JPMorgan Profit Beats Estimates on Loan Growth, Fixed-Income

JPMorgan Chase said second-quarter profit fell 1.4%, beating analysts' estimates as fixed-income trading revenue and loan growth jumped.

Net income dropped to $6.2 billion, or $1.55 a share, from $6.29 billion, or $1.54 a share, a year earlier, the New York-based company said Thursday.

Revenue climbed 2.8% to $25.2 billion. That figure included $3.96 billion from fixed-income trading, a 35% increase, and $1.6 billion from equity trading, up 1.5%.

JPMorgan kicks off earnings season for U.S. banks, and may offer insight into the industry's prospects for trading and advisory operations after the U.K.'s surprise vote last month to leave the European Union. While JPMorgan executives have said trading rebounded in April and May, that was before the referendum roiled markets and pushed out expectations for additional U.S. interest-rate increases to at least next year. The delay would extend a post-financial-crisis era of low rates that's forced banks to rely on expense cuts to cope with stagnant revenue.

Bank stocks plummeted after the vote and yields on 10-year Treasury notes fell to a record, draining financial firms of interest income. JPMorgan, which lost about 10 percent in the two days after the June 23 referendum, has since recovered most of that decline.

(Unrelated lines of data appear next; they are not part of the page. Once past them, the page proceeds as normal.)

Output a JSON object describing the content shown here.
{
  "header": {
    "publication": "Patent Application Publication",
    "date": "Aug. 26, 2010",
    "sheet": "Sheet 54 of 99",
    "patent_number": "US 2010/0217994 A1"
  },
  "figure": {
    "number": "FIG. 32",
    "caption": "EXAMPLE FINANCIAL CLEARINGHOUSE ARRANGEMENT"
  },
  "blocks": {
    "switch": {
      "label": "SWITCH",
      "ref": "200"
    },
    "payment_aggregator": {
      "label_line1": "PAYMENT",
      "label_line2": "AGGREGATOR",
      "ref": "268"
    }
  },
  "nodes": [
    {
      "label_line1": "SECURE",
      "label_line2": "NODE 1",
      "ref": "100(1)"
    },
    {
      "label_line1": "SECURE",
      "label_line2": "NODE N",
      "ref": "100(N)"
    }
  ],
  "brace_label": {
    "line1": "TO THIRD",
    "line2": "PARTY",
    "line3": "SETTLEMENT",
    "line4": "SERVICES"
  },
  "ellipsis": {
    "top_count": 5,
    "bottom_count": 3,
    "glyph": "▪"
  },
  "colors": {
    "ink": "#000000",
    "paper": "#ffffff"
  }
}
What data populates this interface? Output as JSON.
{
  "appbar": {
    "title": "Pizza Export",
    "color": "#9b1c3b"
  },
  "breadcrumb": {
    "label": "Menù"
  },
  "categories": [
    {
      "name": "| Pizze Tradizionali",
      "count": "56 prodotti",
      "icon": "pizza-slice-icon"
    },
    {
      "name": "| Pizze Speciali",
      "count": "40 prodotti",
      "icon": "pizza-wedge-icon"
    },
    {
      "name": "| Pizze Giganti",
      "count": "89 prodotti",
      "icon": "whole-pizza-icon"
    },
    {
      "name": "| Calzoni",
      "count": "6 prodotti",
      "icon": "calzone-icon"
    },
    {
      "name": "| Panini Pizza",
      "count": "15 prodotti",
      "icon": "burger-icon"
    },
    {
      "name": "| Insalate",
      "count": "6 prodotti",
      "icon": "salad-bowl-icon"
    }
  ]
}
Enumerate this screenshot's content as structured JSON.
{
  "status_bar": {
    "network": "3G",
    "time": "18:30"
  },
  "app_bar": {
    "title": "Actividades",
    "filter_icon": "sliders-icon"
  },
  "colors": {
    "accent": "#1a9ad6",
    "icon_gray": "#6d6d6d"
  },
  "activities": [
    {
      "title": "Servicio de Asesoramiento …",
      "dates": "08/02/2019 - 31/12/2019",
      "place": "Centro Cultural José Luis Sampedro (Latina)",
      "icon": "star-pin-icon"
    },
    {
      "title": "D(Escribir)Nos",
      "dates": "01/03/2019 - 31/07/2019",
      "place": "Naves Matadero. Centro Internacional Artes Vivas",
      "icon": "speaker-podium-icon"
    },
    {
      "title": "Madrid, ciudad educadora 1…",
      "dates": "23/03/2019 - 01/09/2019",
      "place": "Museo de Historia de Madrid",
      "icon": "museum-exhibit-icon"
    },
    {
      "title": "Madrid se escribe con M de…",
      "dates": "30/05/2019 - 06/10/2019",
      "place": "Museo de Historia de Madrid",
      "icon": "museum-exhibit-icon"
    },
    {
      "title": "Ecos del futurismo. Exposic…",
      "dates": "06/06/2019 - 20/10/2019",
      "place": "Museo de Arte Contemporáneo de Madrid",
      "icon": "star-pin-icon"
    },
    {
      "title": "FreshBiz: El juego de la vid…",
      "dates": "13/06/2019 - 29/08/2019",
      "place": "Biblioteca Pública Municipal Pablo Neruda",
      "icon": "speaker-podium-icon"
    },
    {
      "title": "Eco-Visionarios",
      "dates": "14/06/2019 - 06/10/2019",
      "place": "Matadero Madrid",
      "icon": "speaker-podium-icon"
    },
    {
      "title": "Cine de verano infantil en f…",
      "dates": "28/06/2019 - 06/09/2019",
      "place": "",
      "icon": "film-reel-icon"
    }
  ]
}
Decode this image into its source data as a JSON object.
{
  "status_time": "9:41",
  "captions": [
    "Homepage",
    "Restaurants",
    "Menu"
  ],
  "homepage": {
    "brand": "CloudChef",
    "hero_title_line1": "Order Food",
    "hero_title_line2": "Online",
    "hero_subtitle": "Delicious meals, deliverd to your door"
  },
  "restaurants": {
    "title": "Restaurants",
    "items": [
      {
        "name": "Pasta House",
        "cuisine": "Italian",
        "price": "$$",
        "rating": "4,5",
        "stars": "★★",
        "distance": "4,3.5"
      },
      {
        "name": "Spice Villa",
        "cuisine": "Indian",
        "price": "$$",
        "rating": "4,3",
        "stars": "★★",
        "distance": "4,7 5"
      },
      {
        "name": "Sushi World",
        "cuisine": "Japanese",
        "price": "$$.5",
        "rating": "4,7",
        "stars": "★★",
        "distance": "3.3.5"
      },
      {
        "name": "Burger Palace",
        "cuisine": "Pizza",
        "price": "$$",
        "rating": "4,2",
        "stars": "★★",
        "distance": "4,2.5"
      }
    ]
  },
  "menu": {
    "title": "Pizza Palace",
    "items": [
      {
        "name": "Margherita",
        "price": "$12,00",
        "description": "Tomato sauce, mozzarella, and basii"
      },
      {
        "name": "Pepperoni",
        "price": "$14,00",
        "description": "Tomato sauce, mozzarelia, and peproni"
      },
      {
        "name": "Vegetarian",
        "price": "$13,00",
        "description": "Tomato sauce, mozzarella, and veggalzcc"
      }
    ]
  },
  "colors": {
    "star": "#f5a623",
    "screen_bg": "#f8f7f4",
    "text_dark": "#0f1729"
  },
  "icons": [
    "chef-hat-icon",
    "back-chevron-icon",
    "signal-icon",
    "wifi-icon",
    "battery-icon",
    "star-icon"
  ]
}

Citigroup Inc. and Wells Fargo are scheduled to report results Friday, while Bank of America, Goldman Sachs Group and Morgan Stanley are due next week. Analysts estimate the industry will post its fourth-straight profit decline in the second quarter, according to data compiled by Bloomberg. The group saw profits fall 12% on a year-over-year basis in the first quarter.